Память тут же вернулась ко мне, и внезапно ум мой прояснился. Я оглянулся в поисках дона Хуана, но не смог различить никого и ничего. Все, что я мог видеть, — так это собаку, которая становилась радужной. Сильный свет исходил от ее тела. Я опять увидел, как в нем течет вода, воспламеняя его подобно костру.
Я добрался до воды, опустил лицо в кастрюлю и пил вместе с собакой. Руками я опирался о землю перед собой, и когда пил, видел, как жидкость течет по венам, меняясь в цвете, в красном, желтом и зеленом оттенках. Я пил еще и еще. Пил, пока не воспламенился весь. Я весь пылал. Пил, пока жидкость не начала выходить из моего тела через каждую пору и не начала изливаться, подобно шелковым волокнам, и я тоже обрел длинный, светящийся, переливающийся ореол. Я посмотрел на собаку, и ее ореол был таким же, как мой. Высшее счастье переполнило мое тело, и мы вместе помчались в направлении какого-то желтого тепла, исходившего неизвестно откуда. Там мы принялись играть. Мы играли и боролись с псом, пока я не узнал все его желания, а он — все мои. Мы по очереди управляли друг другом, как в театре марионеток. Я умел заставить его двигать ногами, когда сам вращал ступней, и каждый раз, когда он кивал головой, я чувствовал неодолимое желание прыгать. А коронным его номером было заставить меня сидя чесать голову ногой; он добивался этого, хлопая ушами сбоку набок. Этот прием меня предельно, невыносимо забавлял. Какой взлет изящества и иронии, думал я, какое мастерство! Охватившая меня эйфория была неописуемой. Я так смеялся, что становилось почти невозможно дышать.
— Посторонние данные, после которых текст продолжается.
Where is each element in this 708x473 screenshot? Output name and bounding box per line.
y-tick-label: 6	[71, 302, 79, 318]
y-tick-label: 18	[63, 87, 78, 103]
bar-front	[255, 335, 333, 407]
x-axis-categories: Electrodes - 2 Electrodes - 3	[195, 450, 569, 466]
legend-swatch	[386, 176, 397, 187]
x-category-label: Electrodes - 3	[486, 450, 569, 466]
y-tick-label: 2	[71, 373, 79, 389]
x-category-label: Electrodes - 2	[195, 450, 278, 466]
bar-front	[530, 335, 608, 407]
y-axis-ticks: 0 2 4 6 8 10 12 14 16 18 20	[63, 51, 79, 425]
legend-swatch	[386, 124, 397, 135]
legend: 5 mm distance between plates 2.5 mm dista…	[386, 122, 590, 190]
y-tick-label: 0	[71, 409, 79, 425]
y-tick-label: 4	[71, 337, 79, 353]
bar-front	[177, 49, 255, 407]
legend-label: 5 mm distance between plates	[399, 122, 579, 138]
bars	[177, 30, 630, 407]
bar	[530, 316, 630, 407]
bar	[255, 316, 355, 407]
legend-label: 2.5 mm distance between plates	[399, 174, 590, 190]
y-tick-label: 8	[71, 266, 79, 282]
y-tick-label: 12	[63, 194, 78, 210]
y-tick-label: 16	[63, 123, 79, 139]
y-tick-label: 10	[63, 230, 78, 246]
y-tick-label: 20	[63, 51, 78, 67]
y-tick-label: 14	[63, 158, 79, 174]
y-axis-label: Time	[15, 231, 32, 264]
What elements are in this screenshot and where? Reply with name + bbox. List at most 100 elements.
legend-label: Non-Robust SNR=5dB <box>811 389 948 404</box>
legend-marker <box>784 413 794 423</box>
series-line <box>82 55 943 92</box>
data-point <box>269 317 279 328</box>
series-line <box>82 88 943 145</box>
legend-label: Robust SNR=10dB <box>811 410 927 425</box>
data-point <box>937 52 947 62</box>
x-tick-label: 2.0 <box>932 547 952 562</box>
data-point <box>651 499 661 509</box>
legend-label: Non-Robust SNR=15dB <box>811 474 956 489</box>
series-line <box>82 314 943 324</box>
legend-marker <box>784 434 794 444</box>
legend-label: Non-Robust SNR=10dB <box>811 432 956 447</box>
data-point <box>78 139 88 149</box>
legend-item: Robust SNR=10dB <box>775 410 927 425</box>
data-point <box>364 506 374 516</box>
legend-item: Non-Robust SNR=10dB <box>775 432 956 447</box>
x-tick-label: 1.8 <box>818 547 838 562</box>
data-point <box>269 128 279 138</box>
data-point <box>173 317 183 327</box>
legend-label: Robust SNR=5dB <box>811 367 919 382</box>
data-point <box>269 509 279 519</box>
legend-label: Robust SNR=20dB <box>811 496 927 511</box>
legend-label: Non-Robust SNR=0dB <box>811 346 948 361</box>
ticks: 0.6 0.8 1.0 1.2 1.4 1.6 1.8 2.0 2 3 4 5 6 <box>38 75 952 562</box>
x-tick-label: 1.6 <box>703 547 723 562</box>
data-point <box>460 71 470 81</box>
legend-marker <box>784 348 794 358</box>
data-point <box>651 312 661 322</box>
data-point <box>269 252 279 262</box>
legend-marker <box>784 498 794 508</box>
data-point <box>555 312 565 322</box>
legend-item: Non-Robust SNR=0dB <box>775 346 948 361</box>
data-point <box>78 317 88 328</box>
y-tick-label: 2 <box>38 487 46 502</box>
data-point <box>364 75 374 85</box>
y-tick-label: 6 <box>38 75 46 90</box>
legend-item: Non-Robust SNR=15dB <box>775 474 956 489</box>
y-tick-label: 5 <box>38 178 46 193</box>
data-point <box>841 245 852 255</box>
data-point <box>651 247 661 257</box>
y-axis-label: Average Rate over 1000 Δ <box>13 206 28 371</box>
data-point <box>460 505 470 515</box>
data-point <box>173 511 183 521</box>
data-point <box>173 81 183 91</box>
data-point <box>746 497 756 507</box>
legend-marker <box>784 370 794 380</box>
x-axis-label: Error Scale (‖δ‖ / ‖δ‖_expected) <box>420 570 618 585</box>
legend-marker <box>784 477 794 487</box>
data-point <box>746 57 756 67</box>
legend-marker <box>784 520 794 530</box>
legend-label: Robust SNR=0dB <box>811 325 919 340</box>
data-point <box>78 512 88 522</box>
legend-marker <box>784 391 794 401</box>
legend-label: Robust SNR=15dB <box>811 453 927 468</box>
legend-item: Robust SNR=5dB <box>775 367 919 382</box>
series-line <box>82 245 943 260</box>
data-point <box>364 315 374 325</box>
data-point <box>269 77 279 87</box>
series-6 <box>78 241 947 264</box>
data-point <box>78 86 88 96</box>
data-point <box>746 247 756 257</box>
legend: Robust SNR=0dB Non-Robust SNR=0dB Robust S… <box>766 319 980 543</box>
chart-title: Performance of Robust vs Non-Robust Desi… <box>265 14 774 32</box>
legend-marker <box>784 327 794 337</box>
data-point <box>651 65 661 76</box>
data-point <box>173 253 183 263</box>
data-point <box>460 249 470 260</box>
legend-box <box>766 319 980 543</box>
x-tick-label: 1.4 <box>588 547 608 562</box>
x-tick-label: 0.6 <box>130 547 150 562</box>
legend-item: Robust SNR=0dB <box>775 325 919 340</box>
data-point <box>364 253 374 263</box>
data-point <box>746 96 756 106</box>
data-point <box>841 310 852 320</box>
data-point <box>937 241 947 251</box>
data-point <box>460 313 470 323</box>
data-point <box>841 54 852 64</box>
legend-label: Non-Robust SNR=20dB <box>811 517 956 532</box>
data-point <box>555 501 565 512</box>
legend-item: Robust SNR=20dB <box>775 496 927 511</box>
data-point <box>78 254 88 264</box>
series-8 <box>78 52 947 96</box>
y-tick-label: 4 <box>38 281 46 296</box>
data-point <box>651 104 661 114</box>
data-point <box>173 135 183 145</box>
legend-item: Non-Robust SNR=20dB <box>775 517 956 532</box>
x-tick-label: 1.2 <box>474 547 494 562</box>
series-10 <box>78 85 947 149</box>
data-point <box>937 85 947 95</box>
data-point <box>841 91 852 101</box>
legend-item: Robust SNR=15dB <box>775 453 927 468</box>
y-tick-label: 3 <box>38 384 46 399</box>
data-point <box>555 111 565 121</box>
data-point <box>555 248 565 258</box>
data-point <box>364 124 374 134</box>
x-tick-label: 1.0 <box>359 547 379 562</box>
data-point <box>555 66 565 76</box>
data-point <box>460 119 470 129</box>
Я ясно ощущал неспособность открыть глаза. Я глядел через толщу воды. Состояние это было длительным и очень болезненным, полным того беспокойства, как будто уже проснулся, но никак не можешь пробудиться окончательно. Затем мир медленно стал снова ясным и четким. Мое поле зрения опять сделалось округлым и пространным, а вместе с этим пришла и обычная сознательная активность — оглядеться и поискать чудесное существо. Тут я столкнулся с очень трудным переходом. Смена моего нормального состояния прошла для меня почти незаметно: я был в сознании, чувства и мысли были критериями этого, и переход был гладок и ясен. Но обратное изменение, пробуждение к серьезному, трезвому сознанию, было поистине ошеломительным. Я забыл, что я — человек! Непоправимость этого обстоятельства так меня опечалила, что я заплакал.
Суббота, 5 августа 1961 года
Позднее тем же утром, после завтрака, наш хозяин, дон Хуан и я отправились в дом дона Хуана. Я очень устал, но в грузовике уснуть не смог. Лишь когда тот человек уехал, я заснул на веранде дона Хуана.
Когда я проснулся, было уже темно; дон Хуан накрыл меня одеялом. Я поискал, но в доме его не оказалось. Он пришел позднее, принес котелок жареных бобов и стопку лепешек. Я был чрезвычайно голоден.
После того как мы поели и отдохнули, он попросил рассказать ему все, что случилось со мной предыдущей ночью. Я очень детально пересказал все, что испытал, — так подробно, как только смог.
Он кивнул головой, когда я закончил, и сказал:
— Я думаю, у тебя все прекрасно. Мне сейчас трудно объяснить, как и почему. Но я думаю, что все для тебя прошло хорошо. Видишь ли, иногда он игрив, как ребенок, в другое время — ужасен, страшен. Или он шутит, или он предельно серьезен. Нельзя сказать заранее, каким он будет с тем или другим человеком. Правда, когда хорошо его знаешь, все-таки можно — иногда. Ты играл с ним этой ночью. Ты единственный из всех, кого я знаю, кому повезло на такую встречу.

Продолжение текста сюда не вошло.